Chancellor George Osborne missed a golden opportunity to announce that the North Sea was open for business when he failed to simplify the tax regime for the oil and gas sector, according to leading industry expert Derek Leith of EY.
Osborne announced the Supplementary Tax will be reduced from 20% to 10% and that the Petroleum Revenue Tax would be effectively “abolished”.
Leith, head of EY’s oil and gas unit, said the Chancellor should have used the 2016 Budget to simplify the North Sea fiscal system with a straight 30% corporation tax – sending a clear signal to investors the Government was listening to industry calls for fiscal transparency.
“The Chancellor could have ripped up the supplementary charge, particularly with the abolition of PRT, and reverted to ‘normal’ corporation tax, albeit at a rate that is at least 50% more than non oil and gas companies are paying.”
“Without a shadow of a doubt, lowering the tax burden is positive, but given where we are as an industry, they could have gone further.”
“The other thing that really surprised me was the restriction on losses, that might have affected E&P companies. It will have an impact on service companies and the supply chain, who may well have losses in their business as an indirect result of the oil price. It won’t be welcome for these companies.
“This restriction generally is one of the main cash generators from the budget.
“You can’t say the chancellor has turned a deaf ear to the industry but from my perspective, it is a missed opportunity.
“When you look at the basin as a whole, even if you have a recovery in price, the basin is still going to not compete that well with other basins around the world.
“I talked to one group recently that said that one of their assets outside the UK would generate more production than all of their assets in the UK put together.
“For bigger companies, the UK is increasingly a marginal place for them. The government really needs to have accepted that the higher production taxes regime was okay in the early years, and then the high years of production from big fields.
“Once you get a whole plethora of smaller fields where the cost base has gone up and you’re dealing with production efficiency issues on the older, larger assets, you need to look at it from a completely different perspective.”
“We’ve seen some of the smaller oil companies, such as Iona and First Oil go to the wall, and that’s unlikely to be the end of it. It’s a big problem for the north east of Scotland and I would have preferred something a bit more radical.”
Leith said he believed the Government was taking the plight of the industry seriously.
“The fact David Cameron came to Aberdeen indicated it was high on the Government agenda.

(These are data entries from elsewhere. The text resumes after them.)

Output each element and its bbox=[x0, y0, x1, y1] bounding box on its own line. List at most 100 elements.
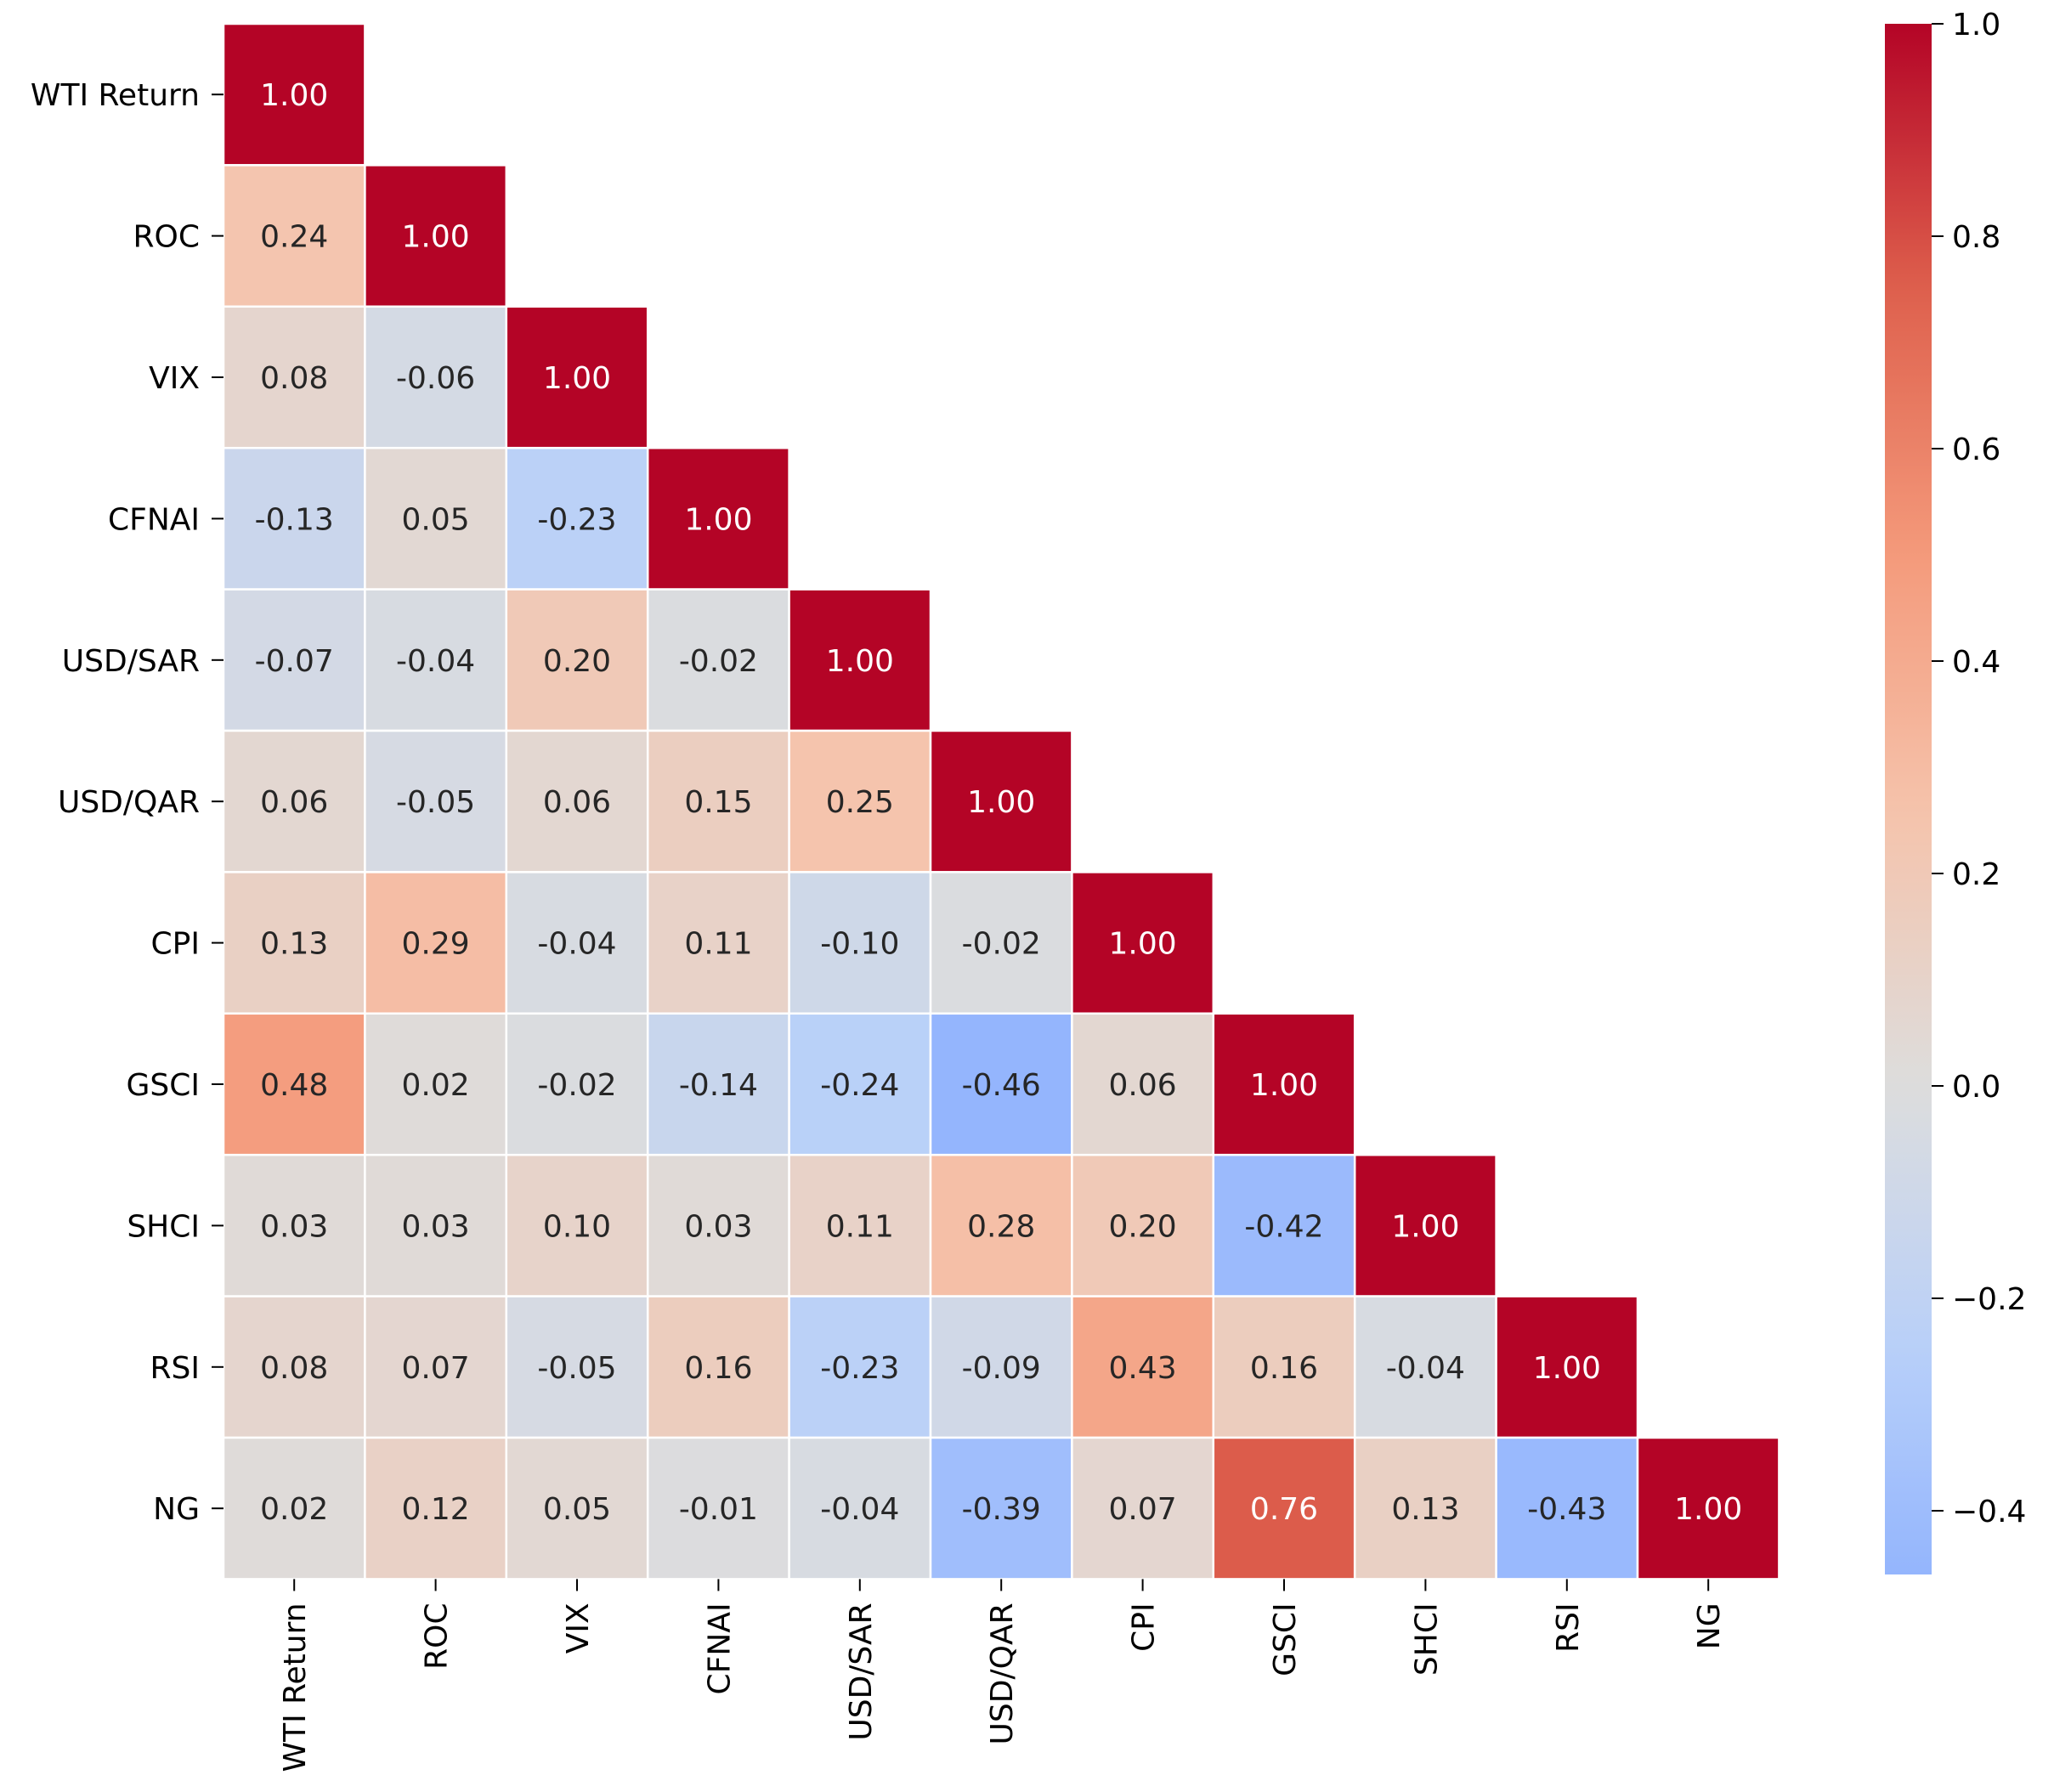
y-tick-label: ROC bbox=[133, 220, 201, 255]
heatmap-cell bbox=[222, 1012, 366, 1156]
heatmap-cell bbox=[1353, 1436, 1497, 1580]
cell-value-label: -0.13 bbox=[255, 502, 334, 537]
cell-value-label: -0.42 bbox=[1244, 1209, 1323, 1244]
y-tick-label: RSI bbox=[150, 1351, 200, 1386]
y-tick-label: GSCI bbox=[126, 1068, 200, 1103]
heatmap-cell bbox=[505, 1153, 649, 1297]
heatmap-cell bbox=[1212, 1012, 1356, 1156]
cell-value-label: 0.07 bbox=[1109, 1492, 1177, 1527]
colorbar-tick-label: 0.0 bbox=[1952, 1070, 2000, 1105]
heatmap-cell bbox=[1353, 1153, 1497, 1297]
cell-value-label: -0.01 bbox=[679, 1492, 758, 1527]
cell-value-label: -0.04 bbox=[537, 927, 616, 962]
cell-value-label: -0.02 bbox=[962, 927, 1041, 962]
cell-value-label: 0.03 bbox=[684, 1209, 752, 1244]
cell-value-label: 0.28 bbox=[967, 1209, 1035, 1244]
cell-value-label: 0.08 bbox=[260, 361, 328, 396]
x-tick-label: RSI bbox=[1551, 1603, 1586, 1652]
cell-value-label: 1.00 bbox=[684, 502, 752, 537]
cell-value-label: -0.04 bbox=[396, 644, 475, 679]
heatmap-cell bbox=[222, 1295, 366, 1439]
cell-value-label: 0.15 bbox=[684, 785, 752, 820]
cell-value-label: 0.08 bbox=[260, 1351, 328, 1386]
colorbar-tick-label: −0.2 bbox=[1952, 1282, 2026, 1317]
cell-value-label: -0.39 bbox=[962, 1492, 1041, 1527]
x-tick-label: ROC bbox=[420, 1603, 455, 1670]
cell-value-label: 0.76 bbox=[1250, 1492, 1318, 1527]
heatmap-cell bbox=[1636, 1436, 1780, 1580]
cell-value-label: 0.05 bbox=[543, 1492, 611, 1527]
cell-value-label: 0.03 bbox=[260, 1209, 328, 1244]
cell-value-label: 0.29 bbox=[402, 927, 470, 962]
cell-value-label: -0.23 bbox=[537, 502, 616, 537]
cell-value-label: -0.14 bbox=[679, 1068, 758, 1103]
heatmap-cell bbox=[1071, 1153, 1215, 1297]
heatmap-cell bbox=[1212, 1295, 1356, 1439]
y-tick-label: USD/SAR bbox=[62, 644, 200, 679]
cell-value-label: 0.20 bbox=[543, 644, 611, 679]
cell-value-label: 0.43 bbox=[1109, 1351, 1177, 1386]
cell-value-label: -0.06 bbox=[396, 361, 475, 396]
cell-value-label: -0.05 bbox=[537, 1351, 616, 1386]
cell-value-label: 1.00 bbox=[1533, 1351, 1601, 1386]
cell-value-label: 0.11 bbox=[826, 1209, 894, 1244]
heatmap-cell bbox=[222, 164, 366, 308]
heatmap-cell bbox=[364, 588, 508, 732]
heatmap-cell bbox=[646, 871, 790, 1015]
cell-value-label: 1.00 bbox=[402, 220, 470, 255]
heatmap-cell bbox=[788, 729, 932, 873]
y-tick-label: WTI Return bbox=[31, 78, 200, 113]
cell-value-label: -0.02 bbox=[679, 644, 758, 679]
cell-value-label: 1.00 bbox=[543, 361, 611, 396]
heatmap-cell bbox=[222, 1436, 366, 1580]
cell-value-label: -0.04 bbox=[1386, 1351, 1465, 1386]
y-tick-label: SHCI bbox=[127, 1209, 200, 1244]
cell-value-label: -0.43 bbox=[1527, 1492, 1606, 1527]
cell-value-label: -0.07 bbox=[255, 644, 334, 679]
heatmap-cell bbox=[222, 305, 366, 449]
x-tick-label: GSCI bbox=[1268, 1603, 1303, 1676]
y-tick-label: USD/QAR bbox=[58, 785, 200, 820]
heatmap-cell bbox=[364, 446, 508, 591]
cell-value-label: 0.20 bbox=[1109, 1209, 1177, 1244]
heatmap-cell bbox=[1495, 1295, 1639, 1439]
heatmap-cell bbox=[505, 1012, 649, 1156]
cell-value-label: 0.13 bbox=[1391, 1492, 1459, 1527]
x-axis: WTI Return ROC VIX CFNAI USD/SAR USD/QAR CPI GS… bbox=[278, 1579, 1727, 1772]
cell-value-label: 0.11 bbox=[684, 927, 752, 962]
x-tick-label: SHCI bbox=[1409, 1603, 1444, 1676]
y-tick-label: NG bbox=[153, 1492, 200, 1527]
heatmap-cell bbox=[364, 871, 508, 1015]
colorbar-tick-label: 0.6 bbox=[1952, 432, 2000, 467]
cell-value-label: 0.12 bbox=[402, 1492, 470, 1527]
cell-value-label: 0.16 bbox=[684, 1351, 752, 1386]
heatmap-cells: 1.00 0.24 1.00 0.08 -0.06 1.00 -0.13 0.05 -0.23 1… bbox=[222, 22, 1780, 1580]
cell-value-label: -0.09 bbox=[962, 1351, 1041, 1386]
cell-value-label: -0.23 bbox=[820, 1351, 899, 1386]
cell-value-label: -0.02 bbox=[537, 1068, 616, 1103]
heatmap-cell bbox=[646, 1436, 790, 1580]
cell-value-label: 0.03 bbox=[402, 1209, 470, 1244]
cell-value-label: 1.00 bbox=[967, 785, 1035, 820]
cell-value-label: 0.06 bbox=[260, 785, 328, 820]
cell-value-label: 0.24 bbox=[260, 220, 328, 255]
heatmap-cell bbox=[222, 1153, 366, 1297]
heatmap-cell bbox=[788, 588, 932, 732]
cell-value-label: 1.00 bbox=[1391, 1209, 1459, 1244]
heatmap-cell bbox=[929, 871, 1073, 1015]
x-tick-label: USD/SAR bbox=[844, 1603, 879, 1740]
colorbar-tick-label: −0.4 bbox=[1952, 1495, 2026, 1529]
heatmap-cell bbox=[364, 1295, 508, 1439]
heatmap-cell bbox=[1071, 871, 1215, 1015]
cell-value-label: -0.05 bbox=[396, 785, 475, 820]
cell-value-label: 0.02 bbox=[402, 1068, 470, 1103]
colorbar-tick-label: 1.0 bbox=[1952, 8, 2000, 42]
colorbar-tick-label: 0.4 bbox=[1952, 645, 2000, 680]
colorbar-gradient bbox=[1885, 24, 1932, 1574]
cell-value-label: 1.00 bbox=[826, 644, 894, 679]
cell-value-label: 1.00 bbox=[1250, 1068, 1318, 1103]
heatmap-cell bbox=[505, 1295, 649, 1439]
cell-value-label: -0.46 bbox=[962, 1068, 1041, 1103]
colorbar-ticks: 1.0 0.8 0.6 0.4 0.2 0.0 −0.2 −0.4 bbox=[1932, 8, 2026, 1529]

“I think the Oil and Gas Authority will have brought a very positive influencing message to this whole debate. I think that is positive, but I’m left with a feeling that we should have been sending signal to investors about how attractive the UK is, from a fiscal perspective at least, will be in the future but that message could have been a lot more positive.”
Leith welcomed HMRCs clarification over the tax treatment of expenditure incurred following the transfer of a licence in an oil field on decommissioning.
The Treasury said the changes will provide £1billion in support for the North Sea oil and gas industry.
Osborne said he was “effectively abolishing Petroleum Revenue Tax” which had previously been at 35%.